Here's how the Netflix series The Stranger differs from the original Harlan Coben novel

Netflix, the undisputed kings of binge-able TV, gave viewers a brand new show to obsess over at the start of 2020 with the release of eight-part series The Stranger.

The psychological thriller tells the story of Adam Price (Richard Armitage) whose orderly family life is thrown into disarray when an unknown woman (Hannah John-Kamen) tells him a secret about his wife and children.

We don’t know who she is, what she wants, or how she knows what she knows. And the further Adam takes the path The Stranger has set him on, the darker things get.

Adapted from Harlan Coben’s 2015 novel of the same name, the Netflix series makes a few key changes to bring the book to the screen. Here’s what you need to know.

A strange woman comes along to whisper in Adam's ear, and his world collapses. Picture: Netflix

Gender-swapping

In the book, The Stranger is ultimately revealed to be a man named Chris Taylor.

Having been traumatised by the revelation that the man who raised him was not actually his biological father, Chris devoted himself to exposing the secrets of others and punishing them for their deception.

Using the data he acquired while working for a company that helps women fake pregnancies, he bands together with a group of other people who possess similar stores of personal data, and they begin finding targets to blackmail.

While the others are in it for the money, Chris sees himself as an instrument of justice.

In the Netflix show, however, the stranger is actually a woman. The change was suggested by the novel’s author, who expressed his dislike for adaptations that are exact re-treads of the source material.

Ultimately, he claimed that the decision to gender-swap the character was made due to the sheer, overwhelming power of actress Hannah John-Kamen’s audition.

Re-location

Unsurprisingly given that it was written by an American writer, the novel takes place in the States.

It covers a huge amount of ground, too – hopping from New Jersey to Ohio and Pennsylvania.

By moving the action to Manchester, the series shrinks the whole geography of the story to make it more easily manageable.

The switch from the US to UK also leads to a few other noticeable changes – there are far fewer guns present in the Netflix version thanks to how much harder they are to come by in the UK, while a lacrosse club in the book is swapped out for a football ground.

Griffin is given a partner to help lighten things up a little. Picture: Netflix

Adding new characters and removing old ones

DC Wesley Ross – the policeman played by Kadiff Kirwan, who works the case alongside DC Johanna Griffin – was created specifically for the show and does not appear in the book at all.

He was introduced to give Griffin someone to banter with, offering a little comic relief to an otherwise dark and mysterious series. In the book, she works with a rookie named Norbert Prendergast

Similarly, Adam’s estranged father Ed Price doesn’t exist in the book – he died of a heart attack when Adam was a teenager. This becomes important when we eventually find out that Ed is also Chris’s biological father. In the novel, his identity is never revealed.

On the flip-side, some characters from the book were axed on the story’s way to the screen.

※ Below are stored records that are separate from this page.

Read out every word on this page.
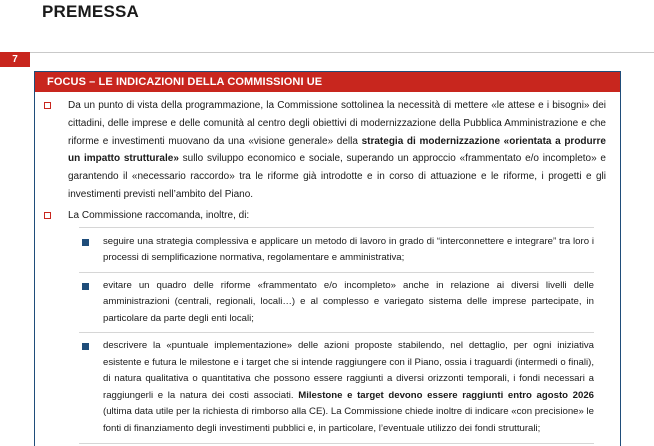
PREMESSA
7
FOCUS – LE INDICAZIONI DELLA COMMISSIONI UE
Da un punto di vista della programmazione, la Commissione sottolinea la necessità di mettere «le attese e i bisogni» dei cittadini, delle imprese e delle comunità al centro degli obiettivi di modernizzazione della Pubblica Amministrazione e che riforme e investimenti muovano da una «visione generale» della strategia di modernizzazione «orientata a produrre un impatto strutturale» sullo sviluppo economico e sociale, superando un approccio «frammentato e/o incompleto» e garantendo il «necessario raccordo» tra le riforme già introdotte e in corso di attuazione e le riforme, i progetti e gli investimenti previsti nell’ambito del Piano.
La Commissione raccomanda, inoltre, di:
seguire una strategia complessiva e applicare un metodo di lavoro in grado di “interconnettere e integrare” tra loro i processi di semplificazione normativa, regolamentare e amministrativa;
evitare un quadro delle riforme «frammentato e/o incompleto» anche in relazione ai diversi livelli delle amministrazioni (centrali, regionali, locali…) e al complesso e variegato sistema delle imprese partecipate, in particolare da parte degli enti locali;
descrivere la «puntuale implementazione» delle azioni proposte stabilendo, nel dettaglio, per ogni iniziativa esistente e futura le milestone e i target che si intende raggiungere con il Piano, ossia i traguardi (intermedi o finali), di natura qualitativa o quantitativa che possono essere raggiunti a diversi orizzonti temporali, i fondi necessari a raggiungerli e la natura dei costi associati. Milestone e target devono essere raggiunti entro agosto 2026 (ultima data utile per la richiesta di rimborso alla CE). La Commissione chiede inoltre di indicare «con precisione» le fonti di finanziamento degli investimenti pubblici e, in particolare, l’eventuale utilizzo dei fondi strutturali;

In the novel, Chris teams up with four others to execute his karmic schemes – Eduardo, Merton, Ingrid and Gabrielle.

However, his Netflix counterpart works with her partner, Ingrid, who does sometimes use the name Gabrielle as an alias. The two are a couple trying to scam together the money to buy a beach bar in Hawaii.

Corrupt ex-policeman John Kuntz does make it into the Netflix version but, perhaps unsurprisingly, they saw fit to change his surname to “Katz”.

Katz really does have a sick child

John Kuntz/Katz’s sick child becomes a major plot point in both versions, although the specifics are a little different.

In the novel, one of his three sons has bone cancer and Katz is forced to become a criminal to pay the hospital bills.

However, in the TV show, he has just one child – a daughter named Olivia. While she is initially believed to be sick, it actually turns out that her mother has been poisoning her.

The ending

In both versions of the story, Adam ultimately ends up trailing Tripp to the place where his wife, Corrine has been buried and shooting him dead. However, how things pan out from there varies a little.

The Netflix version ends with Griffin helping Adam to frame Katz for the murder of Tripp and Corrine to prevent him from going to prison.

No-one else finds out the true identity of the killer and Bob, who was in on the scheme to frame Corrine, gets away clean.

In the book, Adam admits to killing Tripp but claims it was self-defence.

Griffin helps him falsify DNA evidence to back his claim and also supports his assertion that Tripp confessed to killing Corrine.

Adam is cleared of any wrongdoing, while Tripp’s family receives a huge insurance payout.

The book then seems to close things off with the stranger vanishing afterwards, while the TV series has Chris re-appear at a football match attended by Adam and their father – potentially suggesting that there will be a second season to come.